Concordance of the 21-gene assay between core needle biopsy and resection specimens in early breast cancer patients.
2021
Background Adjuvant therapy decisions may be partly based on the results of a multigene quantitative reverse transcription-polymerase chain reaction (RT-PCR)-based assay: the 21-gene recurrence score (RS) test of resection specimens. When necessary, core needle biopsy (CNB) may be considered as a surrogate. Here, we evaluated the concordance in gene expression according to results from RT-PCR-based RS testing between paired CNBs and resection specimens. Methods CNBs and resection specimens from 50 breast cancer (BC) patients were tested to calculate RSs. First, we examined the concordance of the ER, PR and HER-2 status of tissue samples indicated by immunohistochemical (IHC) and RT-PCR analyses. Then, we compared the IHC findings of ER, PR, HER-2 and Ki-67 staining across paired samples. Ultimately, the RS and single-gene results for ER, PR, HER-2 and Ki-67 were explored between paired samples. Results The concordance between IHC and RT-PCR was 100%, 80.0% and 100% for ER, PR and HER-2, respectively, in both resection specimens and CNBs. The concordance for IHC ER, PR, HER-2 and Ki-67 status was 100%, 94.0%, 52.0% and 82.0%, respectively, between paired samples. RS results from paired samples showed a strong correlation. The overall concordance in RS group classification between samples was 74%, 72% and 78% based on traditional cutoffs, TAILORx cutoffs and ASCO guidelines, respectively.

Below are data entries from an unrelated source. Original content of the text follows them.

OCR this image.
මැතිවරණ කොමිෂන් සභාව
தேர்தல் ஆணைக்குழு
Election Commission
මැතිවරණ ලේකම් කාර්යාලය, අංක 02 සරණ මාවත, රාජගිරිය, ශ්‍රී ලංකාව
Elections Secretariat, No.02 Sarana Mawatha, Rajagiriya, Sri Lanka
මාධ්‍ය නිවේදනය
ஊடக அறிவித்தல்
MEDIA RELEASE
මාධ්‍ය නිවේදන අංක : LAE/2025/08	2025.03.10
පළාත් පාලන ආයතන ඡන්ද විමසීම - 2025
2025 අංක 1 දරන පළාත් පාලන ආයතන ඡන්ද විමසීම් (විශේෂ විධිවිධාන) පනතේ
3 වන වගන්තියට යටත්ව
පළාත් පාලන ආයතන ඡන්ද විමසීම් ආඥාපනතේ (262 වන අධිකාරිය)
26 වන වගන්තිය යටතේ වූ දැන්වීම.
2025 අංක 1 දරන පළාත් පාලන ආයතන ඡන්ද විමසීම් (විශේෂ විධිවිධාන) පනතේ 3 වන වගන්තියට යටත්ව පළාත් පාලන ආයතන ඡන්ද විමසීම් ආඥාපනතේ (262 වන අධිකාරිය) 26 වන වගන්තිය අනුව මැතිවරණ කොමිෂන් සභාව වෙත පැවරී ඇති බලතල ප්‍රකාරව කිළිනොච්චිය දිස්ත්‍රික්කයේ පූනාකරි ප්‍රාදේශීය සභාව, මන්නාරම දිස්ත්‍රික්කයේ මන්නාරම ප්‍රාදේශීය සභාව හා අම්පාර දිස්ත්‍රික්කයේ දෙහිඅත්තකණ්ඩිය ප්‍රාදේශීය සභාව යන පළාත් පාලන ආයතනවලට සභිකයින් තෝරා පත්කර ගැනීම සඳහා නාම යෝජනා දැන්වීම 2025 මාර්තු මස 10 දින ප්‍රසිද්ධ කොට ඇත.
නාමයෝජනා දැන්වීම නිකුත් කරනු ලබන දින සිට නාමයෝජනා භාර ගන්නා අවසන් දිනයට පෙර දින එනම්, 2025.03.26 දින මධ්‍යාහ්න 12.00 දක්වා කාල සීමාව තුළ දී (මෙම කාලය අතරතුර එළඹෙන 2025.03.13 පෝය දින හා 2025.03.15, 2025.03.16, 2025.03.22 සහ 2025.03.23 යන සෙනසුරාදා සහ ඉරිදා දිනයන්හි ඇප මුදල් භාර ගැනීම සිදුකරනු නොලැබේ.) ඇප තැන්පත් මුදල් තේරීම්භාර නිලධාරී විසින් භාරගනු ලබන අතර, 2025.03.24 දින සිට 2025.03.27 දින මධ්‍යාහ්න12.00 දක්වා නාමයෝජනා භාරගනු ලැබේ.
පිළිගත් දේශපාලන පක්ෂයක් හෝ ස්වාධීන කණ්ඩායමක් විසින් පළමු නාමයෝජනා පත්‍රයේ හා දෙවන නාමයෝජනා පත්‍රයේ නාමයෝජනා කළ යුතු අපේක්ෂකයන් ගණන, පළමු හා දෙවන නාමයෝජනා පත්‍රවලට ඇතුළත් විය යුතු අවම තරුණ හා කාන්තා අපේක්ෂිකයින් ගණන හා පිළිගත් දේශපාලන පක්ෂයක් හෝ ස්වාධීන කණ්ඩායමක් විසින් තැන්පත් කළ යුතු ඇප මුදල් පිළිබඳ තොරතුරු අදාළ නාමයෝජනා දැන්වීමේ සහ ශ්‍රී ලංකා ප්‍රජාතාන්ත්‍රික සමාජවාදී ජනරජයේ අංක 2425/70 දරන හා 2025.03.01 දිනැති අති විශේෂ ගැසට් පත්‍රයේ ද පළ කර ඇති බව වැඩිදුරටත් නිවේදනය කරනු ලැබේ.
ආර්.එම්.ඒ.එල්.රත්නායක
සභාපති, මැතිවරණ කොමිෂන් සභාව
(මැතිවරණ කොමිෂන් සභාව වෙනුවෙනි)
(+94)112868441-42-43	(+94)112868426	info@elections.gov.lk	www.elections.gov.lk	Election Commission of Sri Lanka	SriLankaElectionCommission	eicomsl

ER, PR, HER-2 and Ki-67 were modestly- to- strongly correlated between paired samples according to the RT-PCR results. Conclusion A modest- to- strong correlation of ER, PR, HER-2 and Ki-67 gene expression and RS between CNBs and resection specimens was observed in the present study. The 21-gene RS test could be reliably performed on CNBs. ER, PR and HER-2 status showed remarkable concordance between the IHC and RT-PCR analyses. The concordance between paired samples was high for the IHC ER, PR and Ki-67 results and low for HER-2.